Displaying some of the world’s finest static masterpieces seems an odd choice for the Australian Centre for the Moving Image, an institution mostly concerned with film, video and animation.
But curated under the theme of “light”, their place alongside the museum’s permanent collection is irrefutable.
From Thursday ACMI’s latest exhibition will display a collection of masterpieces from the Tate in Britain celebrating the mastery of capturing light through art and imagery.
The exhibition, titled Light, features 70 works spanning 200 years and includes painting, photography, sculpture, installation, drawing and, of course, the moving image.

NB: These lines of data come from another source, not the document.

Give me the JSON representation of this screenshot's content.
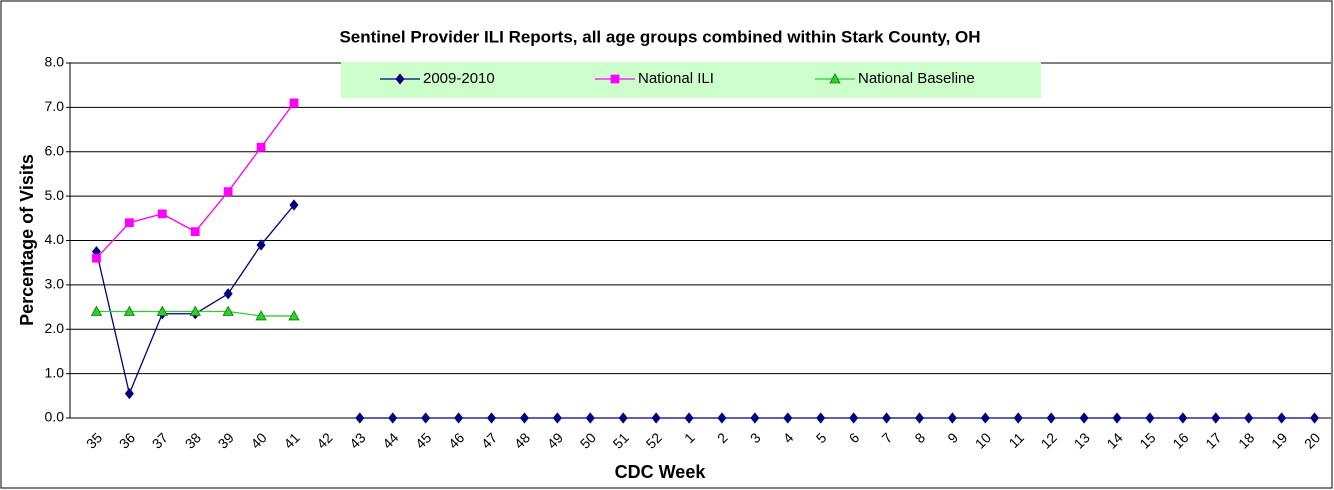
{
  "chart_data": {
    "type": "line",
    "title": "Sentinel Provider ILI Reports, all age groups combined within Stark County, OH",
    "x_label": "CDC Week",
    "y_label": "Percentage of Visits",
    "categories": [
      "35",
      "36",
      "37",
      "38",
      "39",
      "40",
      "41",
      "42",
      "43",
      "44",
      "45",
      "46",
      "47",
      "48",
      "49",
      "50",
      "51",
      "52",
      "1",
      "2",
      "3",
      "4",
      "5",
      "6",
      "7",
      "8",
      "9",
      "10",
      "11",
      "12",
      "13",
      "14",
      "15",
      "16",
      "17",
      "18",
      "19",
      "20"
    ],
    "series": [
      {
        "name": "2009-2010",
        "color": "#000080",
        "marker": "diamond",
        "values": [
          3.75,
          0.55,
          2.35,
          2.35,
          2.8,
          3.9,
          4.8,
          null,
          0,
          0,
          0,
          0,
          0,
          0,
          0,
          0,
          0,
          0,
          0,
          0,
          0,
          0,
          0,
          0,
          0,
          0,
          0,
          0,
          0,
          0,
          0,
          0,
          0,
          0,
          0,
          0,
          0,
          0
        ]
      },
      {
        "name": "National ILI",
        "color": "#ff00ff",
        "marker": "square",
        "values": [
          3.6,
          4.4,
          4.6,
          4.2,
          5.1,
          6.1,
          7.1,
          null,
          null,
          null,
          null,
          null,
          null,
          null,
          null,
          null,
          null,
          null,
          null,
          null,
          null,
          null,
          null,
          null,
          null,
          null,
          null,
          null,
          null,
          null,
          null,
          null,
          null,
          null,
          null,
          null,
          null,
          null
        ]
      },
      {
        "name": "National Baseline",
        "color": "#33cc33",
        "marker": "triangle",
        "values": [
          2.4,
          2.4,
          2.4,
          2.4,
          2.4,
          2.3,
          2.3,
          null,
          null,
          null,
          null,
          null,
          null,
          null,
          null,
          null,
          null,
          null,
          null,
          null,
          null,
          null,
          null,
          null,
          null,
          null,
          null,
          null,
          null,
          null,
          null,
          null,
          null,
          null,
          null,
          null,
          null,
          null
        ]
      }
    ],
    "ylim": [
      0,
      8
    ],
    "yticks": [
      {
        "value": 0,
        "label": "0.0"
      },
      {
        "value": 1,
        "label": "1.0"
      },
      {
        "value": 2,
        "label": "2.0"
      },
      {
        "value": 3,
        "label": "3.0"
      },
      {
        "value": 4,
        "label": "4.0"
      },
      {
        "value": 5,
        "label": "5.0"
      },
      {
        "value": 6,
        "label": "6.0"
      },
      {
        "value": 7,
        "label": "7.0"
      },
      {
        "value": 8,
        "label": "8.0"
      }
    ],
    "grid": true,
    "legend": "top"
  }
}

In an Australian first, the works of Britain’s most famous painter, JMW Turner, will be among the collection, including his biblical landscape painting The Deluge (1805). Monet’s The Seine at Port-Villez (1894) will also be on display, along with a series of contemporary works, including James Turrell’s trancelike LED installation Raemar, Blue (1969); Olafur Eliasson’s 2014 sculpture Stardust Particle and Tacita Dean’s 16mm film Lost at Sea (1996).
“Turner’s work is such a striking and beautiful thing, but some of his abstract and, in some ways, more revolutionary works alongside that is really exciting,” ACMI chief curator Sarah Tutton said. “Seeing the different approaches to the world around each artist and their political and social context is really interesting.”
Katrina Sedgwick, the former director of ACMI who now heads the $1.7bn redevelopment of Melbourne Arts Precinct, said harnessing the interrelationships between artists, works, movements and mediums across 200 years allowed experimentation and innovation to be shown.
“Over 200 years ago the great Romantic painter JMW Turner was exploring the behaviour of light, and we see this through seven of his works which feature in the exhibition – his experiments through technical drawings of light reflecting off different surfaces through to his extraordinary paintings,” she said.
Light: Works from Tate’s Collection will run from June 16 to November 13 as part of the Victorian government’s Melbourne Winter Masterpieces series.